In het vorige voorbeeld hebben we een standaard System.Management.Automation.Runspaces.InitialSessionState-object gemaakt dat alle ingebouwde kernwaarden Windows PowerShell. We hadden ook de methode System.Management.Automation.Runspaces.InitialSessionState.CreateDefault2 kunnen aangeroepen om een InitialSessionState-object te maken waarmee alleen de opdrachten in de microsoft.PowerShell.Core-module worden geladen. Als u een beperktere runspace wilt maken, moet u een leeg InitialSessionState-object maken door de methode System.Management.Automation.Runspaces.InitialSessionState.Create aan te roepen en vervolgens opdrachten toe te voegen aan initialSessionState.

Het gebruik van een runspace die alleen de opdrachten laadt die u opgeeft, levert aanzienlijk betere prestaties op.

U gebruikt de methoden van de klasse System.Management.Automation.Runspaces.SessionStateCmdletEntry om cmdlets voor de initiële sessietoestand te definiëren. In het volgende voorbeeld wordt een lege initiële sessietoestand gemaakt, waarna de opdrachten en worden toegevoegd Get-Command Import-Module aan de initiële sessietoestand.
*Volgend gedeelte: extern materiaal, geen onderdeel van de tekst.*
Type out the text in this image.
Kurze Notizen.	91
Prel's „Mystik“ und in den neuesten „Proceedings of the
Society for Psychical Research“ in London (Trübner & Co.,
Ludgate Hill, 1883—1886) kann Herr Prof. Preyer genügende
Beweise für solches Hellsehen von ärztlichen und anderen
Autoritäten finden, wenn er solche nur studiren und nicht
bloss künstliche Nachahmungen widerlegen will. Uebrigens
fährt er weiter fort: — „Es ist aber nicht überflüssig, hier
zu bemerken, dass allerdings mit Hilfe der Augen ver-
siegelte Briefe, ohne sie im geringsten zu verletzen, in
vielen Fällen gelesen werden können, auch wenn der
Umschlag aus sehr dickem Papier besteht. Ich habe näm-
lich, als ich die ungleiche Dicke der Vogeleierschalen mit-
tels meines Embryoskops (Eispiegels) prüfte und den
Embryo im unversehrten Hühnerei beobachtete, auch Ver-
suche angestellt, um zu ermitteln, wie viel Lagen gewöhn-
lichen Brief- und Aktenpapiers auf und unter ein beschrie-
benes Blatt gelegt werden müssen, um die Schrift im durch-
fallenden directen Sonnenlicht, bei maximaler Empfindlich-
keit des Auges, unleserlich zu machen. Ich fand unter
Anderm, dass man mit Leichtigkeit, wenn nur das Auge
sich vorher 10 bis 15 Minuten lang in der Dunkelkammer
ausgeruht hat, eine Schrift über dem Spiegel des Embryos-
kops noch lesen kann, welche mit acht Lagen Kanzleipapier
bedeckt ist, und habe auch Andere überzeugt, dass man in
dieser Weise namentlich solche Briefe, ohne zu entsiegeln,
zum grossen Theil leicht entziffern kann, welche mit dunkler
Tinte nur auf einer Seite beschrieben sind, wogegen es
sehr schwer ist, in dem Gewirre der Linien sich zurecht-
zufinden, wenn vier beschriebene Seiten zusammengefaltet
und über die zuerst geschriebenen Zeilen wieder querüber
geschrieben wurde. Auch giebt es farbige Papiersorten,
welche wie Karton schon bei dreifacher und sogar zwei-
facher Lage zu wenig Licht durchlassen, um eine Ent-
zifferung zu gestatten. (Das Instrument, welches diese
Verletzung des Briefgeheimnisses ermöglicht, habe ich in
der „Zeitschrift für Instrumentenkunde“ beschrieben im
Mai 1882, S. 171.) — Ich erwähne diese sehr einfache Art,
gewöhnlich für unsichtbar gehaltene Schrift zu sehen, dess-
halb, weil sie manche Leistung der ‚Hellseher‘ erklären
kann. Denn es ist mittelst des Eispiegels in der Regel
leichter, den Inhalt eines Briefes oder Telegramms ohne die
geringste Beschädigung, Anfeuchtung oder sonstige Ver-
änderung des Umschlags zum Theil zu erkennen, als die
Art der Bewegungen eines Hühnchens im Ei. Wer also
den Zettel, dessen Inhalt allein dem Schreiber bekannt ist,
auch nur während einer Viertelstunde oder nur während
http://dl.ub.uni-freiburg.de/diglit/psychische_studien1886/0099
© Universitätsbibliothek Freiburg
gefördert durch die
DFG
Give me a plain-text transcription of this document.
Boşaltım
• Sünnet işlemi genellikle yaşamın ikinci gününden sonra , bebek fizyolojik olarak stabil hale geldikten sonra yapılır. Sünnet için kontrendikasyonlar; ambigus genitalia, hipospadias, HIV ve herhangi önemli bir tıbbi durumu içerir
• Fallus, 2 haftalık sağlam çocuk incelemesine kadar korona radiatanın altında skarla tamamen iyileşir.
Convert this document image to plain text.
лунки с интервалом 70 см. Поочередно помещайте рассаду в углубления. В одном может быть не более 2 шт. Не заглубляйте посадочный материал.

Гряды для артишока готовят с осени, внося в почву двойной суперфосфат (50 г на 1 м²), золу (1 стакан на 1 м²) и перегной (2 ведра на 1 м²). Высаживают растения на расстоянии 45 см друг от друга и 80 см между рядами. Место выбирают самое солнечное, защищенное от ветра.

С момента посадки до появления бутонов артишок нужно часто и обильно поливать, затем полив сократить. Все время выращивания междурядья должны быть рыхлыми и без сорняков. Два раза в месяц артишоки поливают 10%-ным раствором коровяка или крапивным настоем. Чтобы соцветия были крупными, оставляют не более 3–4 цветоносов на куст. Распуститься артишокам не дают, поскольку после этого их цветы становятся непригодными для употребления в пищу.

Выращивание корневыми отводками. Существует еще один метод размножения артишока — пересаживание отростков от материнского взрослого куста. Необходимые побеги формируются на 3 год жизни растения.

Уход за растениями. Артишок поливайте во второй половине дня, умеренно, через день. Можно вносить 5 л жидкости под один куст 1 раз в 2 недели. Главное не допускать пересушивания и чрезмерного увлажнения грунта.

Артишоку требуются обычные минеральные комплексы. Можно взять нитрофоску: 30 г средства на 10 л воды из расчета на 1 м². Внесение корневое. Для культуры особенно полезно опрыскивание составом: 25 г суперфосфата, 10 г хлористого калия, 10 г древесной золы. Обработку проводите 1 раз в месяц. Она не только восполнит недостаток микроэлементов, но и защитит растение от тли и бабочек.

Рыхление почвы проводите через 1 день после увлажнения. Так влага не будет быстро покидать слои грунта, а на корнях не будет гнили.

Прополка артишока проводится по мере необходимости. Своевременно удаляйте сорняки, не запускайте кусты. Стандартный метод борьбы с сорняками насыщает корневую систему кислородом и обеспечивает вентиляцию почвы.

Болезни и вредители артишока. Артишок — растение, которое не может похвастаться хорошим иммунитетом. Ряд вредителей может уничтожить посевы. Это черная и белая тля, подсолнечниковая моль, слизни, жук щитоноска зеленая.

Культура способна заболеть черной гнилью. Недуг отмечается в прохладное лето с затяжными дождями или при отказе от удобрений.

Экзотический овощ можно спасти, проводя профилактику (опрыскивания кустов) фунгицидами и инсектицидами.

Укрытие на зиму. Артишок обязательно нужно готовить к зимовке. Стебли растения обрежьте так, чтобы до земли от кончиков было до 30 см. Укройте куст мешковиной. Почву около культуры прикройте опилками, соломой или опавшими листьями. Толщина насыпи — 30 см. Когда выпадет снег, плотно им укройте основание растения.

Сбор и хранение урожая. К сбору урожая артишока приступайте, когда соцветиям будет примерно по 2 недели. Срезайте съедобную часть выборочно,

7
Vervolgens maken we een runspace die is beperkt door die initiële sessietoestand en voeren we de opdrachten in die runspace uit.

Maak de initiële sessietoestand.

InitialSessionState iss = InitialSessionState.Create();

Definieer opdrachten en voeg deze toe aan de initiële sessietoestand.

SessionStateCmdletEntry getCommand = new SessionStateCmdletEntry(
    "Get-Command", typeof(Microsoft.PowerShell.Commands.GetCommandCommand), "");
SessionStateCmdletEntry importModule = new SessionStateCmdletEntry(
    "Import-Module", typeof(Microsoft.PowerShell.Commands.ImportModuleCommand), "");
iss.Commands.Add(getCommand);
iss.Commands.Add(importModule);

Maak en open de runspace.

Runspace rs = RunspaceFactory.CreateRunspace(iss);
rs.Open();

Voer een opdracht uit en laat het resultaat zien.

PowerShell ps = PowerShell.Create();
ps.Runspace = rs;
ps.AddCommand("Get-Command");
Collection<CommandInfo> result = ps.Invoke<CommandInfo>();
foreach (var entry in result)
{
    Console.WriteLine(entry.Name);
}

Wanneer deze wordt uitgevoerd, ziet de uitvoer van deze code er als volgt uit.